In the afternoon, we have gone ahead to look for a camping spot as usual but the village Katjinakatji keeps going and going. Every few yards, there is another group of houses. There are no quiet side roads. We are well past the distance Emma wanted to run and eventually, I tell Woocash we have to stop at a point that seems a little quieter. There are three teenagers, I ask them if we can camp there, outside their homes. As teenagers are, they are a little playful. One of them tries to convince me that it is his village. Having tested me out, they tell us we are welcome to camp and head off to play football.
Then the younger children come asking for sweets and money. Not knowing if they have access to a dentist (or toothpaste), we give out crisps. Kids are always hungry. In the UK, a sure way to increase numbers at a youth club night was to advertise free food.
We entertain them with the camera and some playing cards (which they are really happy with).
We don’t speak a common language. Fortunately, Elizabeth turns up with bread and explains to the children what we are doing.

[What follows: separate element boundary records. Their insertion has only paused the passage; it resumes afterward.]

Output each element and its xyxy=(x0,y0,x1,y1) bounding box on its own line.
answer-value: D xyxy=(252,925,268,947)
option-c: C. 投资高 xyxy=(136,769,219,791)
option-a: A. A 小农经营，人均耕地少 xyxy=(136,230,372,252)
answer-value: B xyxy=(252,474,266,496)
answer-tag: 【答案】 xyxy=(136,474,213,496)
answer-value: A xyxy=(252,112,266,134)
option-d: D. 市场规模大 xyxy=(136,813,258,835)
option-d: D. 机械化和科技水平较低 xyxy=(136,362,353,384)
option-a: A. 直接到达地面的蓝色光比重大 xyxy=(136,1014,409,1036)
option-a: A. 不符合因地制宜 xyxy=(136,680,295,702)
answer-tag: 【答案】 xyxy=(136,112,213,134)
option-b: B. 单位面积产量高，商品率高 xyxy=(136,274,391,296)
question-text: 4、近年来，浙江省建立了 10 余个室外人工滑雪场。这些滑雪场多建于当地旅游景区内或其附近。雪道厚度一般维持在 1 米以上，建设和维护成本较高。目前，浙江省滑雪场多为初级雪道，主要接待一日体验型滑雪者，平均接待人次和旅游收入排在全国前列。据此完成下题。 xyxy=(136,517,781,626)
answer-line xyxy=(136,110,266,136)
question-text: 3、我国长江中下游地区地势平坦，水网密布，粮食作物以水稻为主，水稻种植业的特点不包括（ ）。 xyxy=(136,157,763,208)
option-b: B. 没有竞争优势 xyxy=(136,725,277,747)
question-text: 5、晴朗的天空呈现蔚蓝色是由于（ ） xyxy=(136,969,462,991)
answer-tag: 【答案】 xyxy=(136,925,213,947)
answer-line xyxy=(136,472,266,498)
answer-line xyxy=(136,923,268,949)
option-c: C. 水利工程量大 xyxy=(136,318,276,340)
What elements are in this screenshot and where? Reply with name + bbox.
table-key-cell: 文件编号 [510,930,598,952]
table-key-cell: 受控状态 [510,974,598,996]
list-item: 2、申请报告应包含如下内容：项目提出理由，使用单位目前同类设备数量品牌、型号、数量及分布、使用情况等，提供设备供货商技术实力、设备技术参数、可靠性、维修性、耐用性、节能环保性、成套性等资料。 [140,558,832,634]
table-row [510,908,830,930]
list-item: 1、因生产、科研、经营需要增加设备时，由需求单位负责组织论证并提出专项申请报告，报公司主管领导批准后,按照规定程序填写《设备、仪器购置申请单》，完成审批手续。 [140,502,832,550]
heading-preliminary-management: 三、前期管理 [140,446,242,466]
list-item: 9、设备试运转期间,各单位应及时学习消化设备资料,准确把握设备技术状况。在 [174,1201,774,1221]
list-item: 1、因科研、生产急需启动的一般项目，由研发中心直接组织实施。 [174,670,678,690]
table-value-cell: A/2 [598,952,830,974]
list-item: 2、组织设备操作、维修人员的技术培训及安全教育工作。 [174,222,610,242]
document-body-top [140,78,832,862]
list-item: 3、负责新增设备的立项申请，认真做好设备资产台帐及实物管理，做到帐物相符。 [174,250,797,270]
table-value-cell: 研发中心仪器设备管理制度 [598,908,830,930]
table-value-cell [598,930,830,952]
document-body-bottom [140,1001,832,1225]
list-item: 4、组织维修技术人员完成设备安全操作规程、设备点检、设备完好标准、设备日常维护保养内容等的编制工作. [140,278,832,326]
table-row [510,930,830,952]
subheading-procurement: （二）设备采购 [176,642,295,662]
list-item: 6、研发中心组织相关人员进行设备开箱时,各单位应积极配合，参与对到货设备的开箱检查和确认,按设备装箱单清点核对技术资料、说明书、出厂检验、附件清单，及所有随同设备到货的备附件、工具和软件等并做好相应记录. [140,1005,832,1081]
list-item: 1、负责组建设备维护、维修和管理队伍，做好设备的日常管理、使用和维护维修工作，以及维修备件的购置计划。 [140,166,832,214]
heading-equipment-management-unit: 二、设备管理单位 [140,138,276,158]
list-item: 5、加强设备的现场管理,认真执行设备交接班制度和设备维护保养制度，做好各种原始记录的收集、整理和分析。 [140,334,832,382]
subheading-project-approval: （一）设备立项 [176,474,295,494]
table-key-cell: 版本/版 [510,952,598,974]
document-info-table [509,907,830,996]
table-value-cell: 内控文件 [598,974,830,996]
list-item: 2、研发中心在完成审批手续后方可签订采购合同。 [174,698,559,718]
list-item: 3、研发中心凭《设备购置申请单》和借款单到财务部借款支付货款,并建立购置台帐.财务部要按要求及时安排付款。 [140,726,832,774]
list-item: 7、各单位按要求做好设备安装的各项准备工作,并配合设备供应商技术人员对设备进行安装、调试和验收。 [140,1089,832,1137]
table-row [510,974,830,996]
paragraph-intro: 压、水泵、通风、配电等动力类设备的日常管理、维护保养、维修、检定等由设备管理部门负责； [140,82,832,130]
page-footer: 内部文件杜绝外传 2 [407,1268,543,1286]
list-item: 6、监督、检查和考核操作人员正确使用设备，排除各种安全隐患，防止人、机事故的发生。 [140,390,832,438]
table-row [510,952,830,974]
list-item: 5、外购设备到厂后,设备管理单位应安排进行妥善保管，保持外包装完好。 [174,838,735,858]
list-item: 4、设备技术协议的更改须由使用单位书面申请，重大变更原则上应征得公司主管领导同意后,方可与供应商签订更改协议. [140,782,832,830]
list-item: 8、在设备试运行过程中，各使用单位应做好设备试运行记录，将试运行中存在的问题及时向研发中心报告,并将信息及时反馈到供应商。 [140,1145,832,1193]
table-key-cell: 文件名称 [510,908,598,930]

We teach them to cheer Emma, “Go, Emma, Go”. They are fascinated by everything we have and do and try to help as much as they can. At one point, they have a discussion amongst themselves. One of the little girls runs off and comes back with a machete, as they think we need it! I let them, one at a time, up the ladder to look in the roof tent.
Mike warns us over the radio that Emma is really tired. She is attracting a lot of curiosity. Having explained this to the children, they cheer her in and then soon leave us to rest.
I’m impressed by how considerate they are. Night comes in and adults pass by in the dark. The cheekiest little girl comes back with her mother and we attempt conversation. The mother smiles and says, “it is good” that we are there.